Are Smart Phones Creating Stupid People?

A simple maths equation. The spelling of a polysyllabic word. A news story you heard yesterday and can’t recall. We instinctively reach for our phones and find the answer to our thoughts in seconds, without so much as a neuron disturbed in our brains.

Is this impulse to use our phones a symbol of intelligence, for knowing to utilise the tools we have acquired? Or, could it be making us lazy and reliant on technology to perform tasks that we no longer have the cognitive ability to do.

The association between substantial smartphone use and lowered intelligence has been studied in recent research by the University of Waterloo in Ontario. The study focused on 660 smartphone users and compared the way in which analytical thinkers and intuitive thinkers used their smartphones. Their findings showed that intuitive thinkers (those who rely on gut feeling and instinct to make decisions) more often than not use their phone’s search engines to find a solution rather than their own brainpower; whereas the analytical thinkers tended to give more thought to solving problems themselves.

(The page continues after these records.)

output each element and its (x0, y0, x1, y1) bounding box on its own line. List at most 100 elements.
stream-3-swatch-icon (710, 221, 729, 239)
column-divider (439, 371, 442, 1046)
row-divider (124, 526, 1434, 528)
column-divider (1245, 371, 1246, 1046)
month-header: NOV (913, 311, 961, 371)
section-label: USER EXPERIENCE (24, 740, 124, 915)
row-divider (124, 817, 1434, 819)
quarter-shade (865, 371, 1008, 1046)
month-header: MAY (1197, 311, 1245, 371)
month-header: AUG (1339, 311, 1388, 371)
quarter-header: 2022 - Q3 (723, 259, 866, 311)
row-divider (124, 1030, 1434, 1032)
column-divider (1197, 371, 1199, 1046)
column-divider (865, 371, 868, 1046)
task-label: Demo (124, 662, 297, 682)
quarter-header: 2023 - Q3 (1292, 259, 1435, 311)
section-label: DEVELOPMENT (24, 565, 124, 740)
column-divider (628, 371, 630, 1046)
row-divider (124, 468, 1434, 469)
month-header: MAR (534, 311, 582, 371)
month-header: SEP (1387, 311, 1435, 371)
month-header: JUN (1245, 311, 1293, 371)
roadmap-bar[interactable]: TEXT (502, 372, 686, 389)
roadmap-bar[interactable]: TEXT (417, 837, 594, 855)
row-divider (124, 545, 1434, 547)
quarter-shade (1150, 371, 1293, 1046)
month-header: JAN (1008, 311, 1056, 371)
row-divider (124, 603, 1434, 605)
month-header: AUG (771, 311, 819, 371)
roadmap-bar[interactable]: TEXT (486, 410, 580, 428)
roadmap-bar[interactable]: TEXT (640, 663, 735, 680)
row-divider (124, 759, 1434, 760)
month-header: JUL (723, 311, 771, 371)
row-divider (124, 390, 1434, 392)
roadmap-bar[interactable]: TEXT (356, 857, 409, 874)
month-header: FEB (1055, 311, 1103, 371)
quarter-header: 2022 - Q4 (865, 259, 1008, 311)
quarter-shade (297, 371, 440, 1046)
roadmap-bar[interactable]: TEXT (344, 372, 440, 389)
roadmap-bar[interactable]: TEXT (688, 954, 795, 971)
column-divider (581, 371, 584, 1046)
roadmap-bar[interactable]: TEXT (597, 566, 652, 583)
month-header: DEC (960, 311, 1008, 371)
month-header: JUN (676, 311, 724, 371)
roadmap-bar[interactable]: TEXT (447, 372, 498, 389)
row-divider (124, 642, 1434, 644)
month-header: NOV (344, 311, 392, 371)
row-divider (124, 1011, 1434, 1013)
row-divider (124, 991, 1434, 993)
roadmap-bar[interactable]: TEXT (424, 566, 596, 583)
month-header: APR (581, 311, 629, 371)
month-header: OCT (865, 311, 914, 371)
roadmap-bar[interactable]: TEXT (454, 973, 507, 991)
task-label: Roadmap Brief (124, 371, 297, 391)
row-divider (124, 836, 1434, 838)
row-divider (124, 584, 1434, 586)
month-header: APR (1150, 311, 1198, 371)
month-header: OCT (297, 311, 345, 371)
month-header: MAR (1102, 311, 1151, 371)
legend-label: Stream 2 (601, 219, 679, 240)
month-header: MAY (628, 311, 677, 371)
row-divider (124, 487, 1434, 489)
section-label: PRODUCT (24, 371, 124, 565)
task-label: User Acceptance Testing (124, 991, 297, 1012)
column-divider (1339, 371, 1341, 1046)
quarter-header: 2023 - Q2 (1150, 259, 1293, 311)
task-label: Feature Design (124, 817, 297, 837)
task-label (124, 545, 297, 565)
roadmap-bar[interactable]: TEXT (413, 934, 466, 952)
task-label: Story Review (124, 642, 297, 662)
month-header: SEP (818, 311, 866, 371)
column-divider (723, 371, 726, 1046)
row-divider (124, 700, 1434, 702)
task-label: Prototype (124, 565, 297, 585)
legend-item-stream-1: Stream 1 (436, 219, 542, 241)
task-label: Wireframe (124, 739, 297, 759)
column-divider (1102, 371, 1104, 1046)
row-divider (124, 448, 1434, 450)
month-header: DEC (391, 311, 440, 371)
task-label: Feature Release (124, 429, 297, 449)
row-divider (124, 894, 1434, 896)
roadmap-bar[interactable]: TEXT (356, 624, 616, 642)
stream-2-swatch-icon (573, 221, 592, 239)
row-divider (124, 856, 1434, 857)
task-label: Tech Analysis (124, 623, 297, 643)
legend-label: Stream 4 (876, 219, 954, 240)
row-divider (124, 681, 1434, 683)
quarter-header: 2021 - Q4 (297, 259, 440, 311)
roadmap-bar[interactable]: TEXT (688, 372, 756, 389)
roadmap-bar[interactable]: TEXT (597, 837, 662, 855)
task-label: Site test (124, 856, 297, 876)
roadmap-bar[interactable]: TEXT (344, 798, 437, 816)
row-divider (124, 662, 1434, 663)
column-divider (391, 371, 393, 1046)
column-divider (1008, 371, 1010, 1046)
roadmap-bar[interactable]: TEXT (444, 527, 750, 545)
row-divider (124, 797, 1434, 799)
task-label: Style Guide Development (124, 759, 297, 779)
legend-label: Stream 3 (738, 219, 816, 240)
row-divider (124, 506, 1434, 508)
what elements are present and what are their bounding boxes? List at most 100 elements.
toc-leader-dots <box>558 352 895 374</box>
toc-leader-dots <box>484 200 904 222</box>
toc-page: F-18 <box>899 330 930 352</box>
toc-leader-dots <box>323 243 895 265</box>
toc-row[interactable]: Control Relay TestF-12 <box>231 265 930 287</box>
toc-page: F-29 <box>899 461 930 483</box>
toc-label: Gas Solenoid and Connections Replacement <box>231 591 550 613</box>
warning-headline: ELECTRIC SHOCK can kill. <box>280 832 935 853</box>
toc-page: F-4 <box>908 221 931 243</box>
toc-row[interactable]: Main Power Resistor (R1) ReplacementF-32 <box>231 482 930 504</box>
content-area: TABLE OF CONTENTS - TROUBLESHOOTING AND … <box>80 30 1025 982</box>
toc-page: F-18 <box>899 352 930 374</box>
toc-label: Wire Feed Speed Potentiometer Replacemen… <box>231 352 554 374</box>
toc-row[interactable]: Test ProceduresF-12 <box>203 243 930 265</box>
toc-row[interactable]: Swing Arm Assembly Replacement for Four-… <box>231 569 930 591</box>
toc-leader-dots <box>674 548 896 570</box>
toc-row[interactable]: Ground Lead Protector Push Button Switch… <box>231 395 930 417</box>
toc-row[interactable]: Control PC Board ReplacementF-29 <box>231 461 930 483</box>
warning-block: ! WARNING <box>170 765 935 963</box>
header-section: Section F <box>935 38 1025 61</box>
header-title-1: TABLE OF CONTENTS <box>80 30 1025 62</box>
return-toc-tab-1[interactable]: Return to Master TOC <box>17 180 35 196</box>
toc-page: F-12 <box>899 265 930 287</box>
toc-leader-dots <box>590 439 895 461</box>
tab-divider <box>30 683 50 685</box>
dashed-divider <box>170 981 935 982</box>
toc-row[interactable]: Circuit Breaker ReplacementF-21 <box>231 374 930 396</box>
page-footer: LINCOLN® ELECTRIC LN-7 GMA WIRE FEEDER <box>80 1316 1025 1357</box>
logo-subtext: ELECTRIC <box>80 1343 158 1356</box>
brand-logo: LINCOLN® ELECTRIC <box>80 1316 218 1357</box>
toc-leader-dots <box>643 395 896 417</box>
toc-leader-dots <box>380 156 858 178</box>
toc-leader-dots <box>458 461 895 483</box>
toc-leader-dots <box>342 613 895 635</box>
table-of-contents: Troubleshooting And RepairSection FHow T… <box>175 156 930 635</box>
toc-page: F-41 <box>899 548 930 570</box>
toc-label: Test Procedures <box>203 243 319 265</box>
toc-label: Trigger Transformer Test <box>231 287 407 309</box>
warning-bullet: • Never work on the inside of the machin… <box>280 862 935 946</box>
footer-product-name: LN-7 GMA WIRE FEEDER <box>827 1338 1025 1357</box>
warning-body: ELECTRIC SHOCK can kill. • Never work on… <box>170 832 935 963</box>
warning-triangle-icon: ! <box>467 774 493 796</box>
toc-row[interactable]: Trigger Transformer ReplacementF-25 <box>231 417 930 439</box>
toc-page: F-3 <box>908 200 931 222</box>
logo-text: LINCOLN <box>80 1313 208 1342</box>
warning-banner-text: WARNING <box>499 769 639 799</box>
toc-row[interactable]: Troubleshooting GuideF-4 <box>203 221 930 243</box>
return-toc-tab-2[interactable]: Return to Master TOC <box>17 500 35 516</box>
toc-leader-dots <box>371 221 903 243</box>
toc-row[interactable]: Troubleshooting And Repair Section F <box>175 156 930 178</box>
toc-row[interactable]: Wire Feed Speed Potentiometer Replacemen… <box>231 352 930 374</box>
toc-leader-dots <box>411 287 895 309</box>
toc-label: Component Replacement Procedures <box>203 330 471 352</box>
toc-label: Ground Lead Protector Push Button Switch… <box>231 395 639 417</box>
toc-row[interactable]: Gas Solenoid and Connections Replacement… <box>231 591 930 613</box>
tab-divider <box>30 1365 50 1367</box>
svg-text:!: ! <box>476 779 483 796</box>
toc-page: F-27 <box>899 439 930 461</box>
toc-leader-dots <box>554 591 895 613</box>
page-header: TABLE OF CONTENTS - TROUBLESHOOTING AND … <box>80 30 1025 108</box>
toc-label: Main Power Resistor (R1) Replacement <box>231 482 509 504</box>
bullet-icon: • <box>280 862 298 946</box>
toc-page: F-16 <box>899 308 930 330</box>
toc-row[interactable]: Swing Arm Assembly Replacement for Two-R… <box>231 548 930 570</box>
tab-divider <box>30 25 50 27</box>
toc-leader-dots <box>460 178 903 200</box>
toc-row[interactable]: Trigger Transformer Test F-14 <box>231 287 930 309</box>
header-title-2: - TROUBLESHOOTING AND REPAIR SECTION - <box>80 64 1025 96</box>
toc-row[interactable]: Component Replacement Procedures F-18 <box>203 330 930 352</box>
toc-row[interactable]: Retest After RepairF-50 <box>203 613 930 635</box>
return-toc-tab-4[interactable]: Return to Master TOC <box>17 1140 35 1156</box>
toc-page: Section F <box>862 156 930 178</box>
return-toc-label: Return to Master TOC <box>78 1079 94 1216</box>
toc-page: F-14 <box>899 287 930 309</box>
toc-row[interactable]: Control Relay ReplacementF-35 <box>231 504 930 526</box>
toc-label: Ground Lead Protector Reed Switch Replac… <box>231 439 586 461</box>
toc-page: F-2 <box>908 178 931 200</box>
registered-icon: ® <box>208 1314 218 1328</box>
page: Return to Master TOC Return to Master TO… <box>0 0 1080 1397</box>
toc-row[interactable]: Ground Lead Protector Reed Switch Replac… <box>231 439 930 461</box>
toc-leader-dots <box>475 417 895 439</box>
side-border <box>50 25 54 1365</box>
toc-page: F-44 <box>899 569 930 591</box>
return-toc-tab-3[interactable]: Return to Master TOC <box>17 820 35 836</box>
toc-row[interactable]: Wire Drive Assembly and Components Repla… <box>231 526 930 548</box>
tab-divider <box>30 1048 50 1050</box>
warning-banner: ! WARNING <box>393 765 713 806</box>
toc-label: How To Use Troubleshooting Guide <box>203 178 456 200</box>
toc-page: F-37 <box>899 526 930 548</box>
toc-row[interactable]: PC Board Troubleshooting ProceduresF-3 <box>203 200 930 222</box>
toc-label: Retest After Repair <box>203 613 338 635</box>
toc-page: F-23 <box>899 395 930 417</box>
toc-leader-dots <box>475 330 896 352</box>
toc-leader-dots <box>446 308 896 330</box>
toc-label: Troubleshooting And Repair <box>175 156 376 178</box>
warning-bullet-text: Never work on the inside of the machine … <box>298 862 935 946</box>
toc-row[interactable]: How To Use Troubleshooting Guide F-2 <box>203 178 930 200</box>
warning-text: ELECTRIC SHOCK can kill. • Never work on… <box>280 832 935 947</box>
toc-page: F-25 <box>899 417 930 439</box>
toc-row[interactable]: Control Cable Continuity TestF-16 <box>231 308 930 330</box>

It is difficult to decipher if this is a problem with mankind as a whole, or just a problem with those personalities categorised as intuitive. How many of us would say we are intuitive thinkers, and will this number keep rising as smartphones continue to dominate how we live?

Gordon Pennycock, co-lead of the study, said “this means that people may look up information that they already know or could learn, but are unwilling to make the effort to actually think about it.”

So, can we infer that smartphones are making intuitive thinkers lazy? Nathanial Barr, the second co-lead in the research described people using Smartphone’s as “an extended mind.”

Take a second to have a look around you. How many people have a smartphone as an extension of their arm, let alone their mind, right now? This is damaging our IQ, as well as our social skills. Since the mobile revolution, our attention span has dropped from 12 seconds to just 8 seconds – we now have a shorter attention span than a goldfish!

If you are a millennial reading this, you may be familiar with the term ‘technophobe’. You likely use it to describe your parents, grandparents, or anyone senior to you for their inability to work smartphones, or perceived fear of this technology. We may laugh at their unfounded fears and ignorance to handheld technology, but ask yourself this; can your brain calculate the same equation that they can, without reaching for the nearest iPhone calculator? Would you be able to sit and write a letter in perfect form without the need to consult your old friend auto-correct? Unfortunately, I think the answer would be a resounding negative.

Smartphones aren’t just creating lazy brains, they are creating tired brains. Our ability to sleep is directly affected through our usage of smartphones, which could lower our IQ by an average of 15 points. The less sleep we get, the more impact on our capacity to commit information to memory. This may be why we seem to find ourselves reverting back to Google for information we have previously processed, but have difficulty remembering.

On the other hand, it could be argued that smartphones give us access to a whole new realm of educational materials that we would never have been able to make use of before the mobile revolution. For the youth of today, e-learning comes naturally, with apps for revision, Google Translate aiding multilingualism, and even apps to help you pass your driving theory test. Interactive learning can be more productive than traditional textbook education. Mobile education allows students to personalise their learning and be more flexible with where and when they can learn.

Daisy Whitehead, a London office worker who is learning to drive, stated,

“From just a touch of a smartphone screen, I am able to practice the theory test whenever I have time, wherever I am,” she says. “I no longer need to carry heavy books and try to read on crowded tubes.”

It is worth considering that our minds have evolved so rapidly, and in fact become so unequivocally intelligent that we now don’t even need to think about how we source information, we just do it. Surely, this demonstrates intelligence, rather than stupidity.

Our inability to stop scrolling, glancing, and searching on our smartphones has become the norm – a worldwide habit that we are unlikely to break. It is just a question of whether we use our new-found handheld technology for educational advancement, or if we allow it to hinder our minds and incite laziness – the choice is in the hands of the iPhone user (unsurprisingly, along with the iPhone).